Todavía con mi mente dislocada al acaparar tal dosis de energía, les oigo hablar de Ana Curra y de su impagable colaboración en los conciertos de Madrid, justo un día antes… Uuuaaahhhh, explotan los acordes de «Unidos» como homenaje a Parálisis Permanente: ¡de miedo! Y seguimos: «Europa, Europa», un potente tema compuesto por Antonio Arias de Lagartija Nick. «Exxon Valdez», «Seguiriya de Hierro II», y«En un Sueño Viniste», tema compuesto porEnrique Morente en 1992, que sirvió de obligado homenaje al maestro, y que con permiso de Los Evangelistas, considero la mejor versión que nunca se ha hecho del tema. Una de las mejores canciones de amor de toda la historia. Un tema al que Quäsar ha dado un tratamiento más erótico, más «Paint It Black».

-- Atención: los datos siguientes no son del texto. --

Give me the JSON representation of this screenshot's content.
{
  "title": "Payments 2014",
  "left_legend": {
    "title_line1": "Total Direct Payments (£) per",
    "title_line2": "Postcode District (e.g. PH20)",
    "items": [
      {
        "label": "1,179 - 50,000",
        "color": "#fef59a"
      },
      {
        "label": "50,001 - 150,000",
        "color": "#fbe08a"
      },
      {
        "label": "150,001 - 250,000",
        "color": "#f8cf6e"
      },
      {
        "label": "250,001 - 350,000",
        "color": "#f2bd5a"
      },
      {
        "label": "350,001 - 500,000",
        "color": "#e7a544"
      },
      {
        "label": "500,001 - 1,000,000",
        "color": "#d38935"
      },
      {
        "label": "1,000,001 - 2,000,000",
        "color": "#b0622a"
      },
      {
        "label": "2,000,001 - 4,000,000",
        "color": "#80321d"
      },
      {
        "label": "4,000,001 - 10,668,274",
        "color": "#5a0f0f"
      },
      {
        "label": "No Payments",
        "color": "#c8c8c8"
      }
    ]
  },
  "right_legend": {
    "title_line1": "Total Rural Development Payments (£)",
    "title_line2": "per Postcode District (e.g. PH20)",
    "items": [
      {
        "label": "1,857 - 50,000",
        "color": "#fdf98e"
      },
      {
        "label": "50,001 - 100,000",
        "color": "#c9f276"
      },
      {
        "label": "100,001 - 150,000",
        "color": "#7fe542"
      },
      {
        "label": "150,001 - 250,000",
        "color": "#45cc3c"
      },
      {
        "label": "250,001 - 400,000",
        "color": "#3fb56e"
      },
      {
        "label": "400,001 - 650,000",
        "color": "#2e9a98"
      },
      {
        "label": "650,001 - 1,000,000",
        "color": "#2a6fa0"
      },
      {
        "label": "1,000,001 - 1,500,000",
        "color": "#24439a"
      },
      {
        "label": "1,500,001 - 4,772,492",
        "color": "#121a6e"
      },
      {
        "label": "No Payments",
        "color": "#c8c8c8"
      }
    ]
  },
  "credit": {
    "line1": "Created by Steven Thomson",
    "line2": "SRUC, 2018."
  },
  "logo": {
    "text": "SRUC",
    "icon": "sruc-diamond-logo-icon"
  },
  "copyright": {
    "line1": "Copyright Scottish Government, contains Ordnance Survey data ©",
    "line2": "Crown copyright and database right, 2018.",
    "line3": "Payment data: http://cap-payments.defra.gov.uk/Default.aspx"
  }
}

Se despiden, aplausos insistentes aunque poco sonoros. Faltan manos palmeando, claro.Vuelven a salir. «Gilmore 77» y «Cucarachas» de T.N.T. ponen colofón a un concierto impecable, quizás prematuro, quizás con poca promoción… pero lo disfrutamos los pocos que estábamos en la sala inundados por la energía transmitida por el grupo.Tendréis una nueva oportunidad, seguro; mientras tanto no dejéis de localizar Eclipse Parcial de Lunas.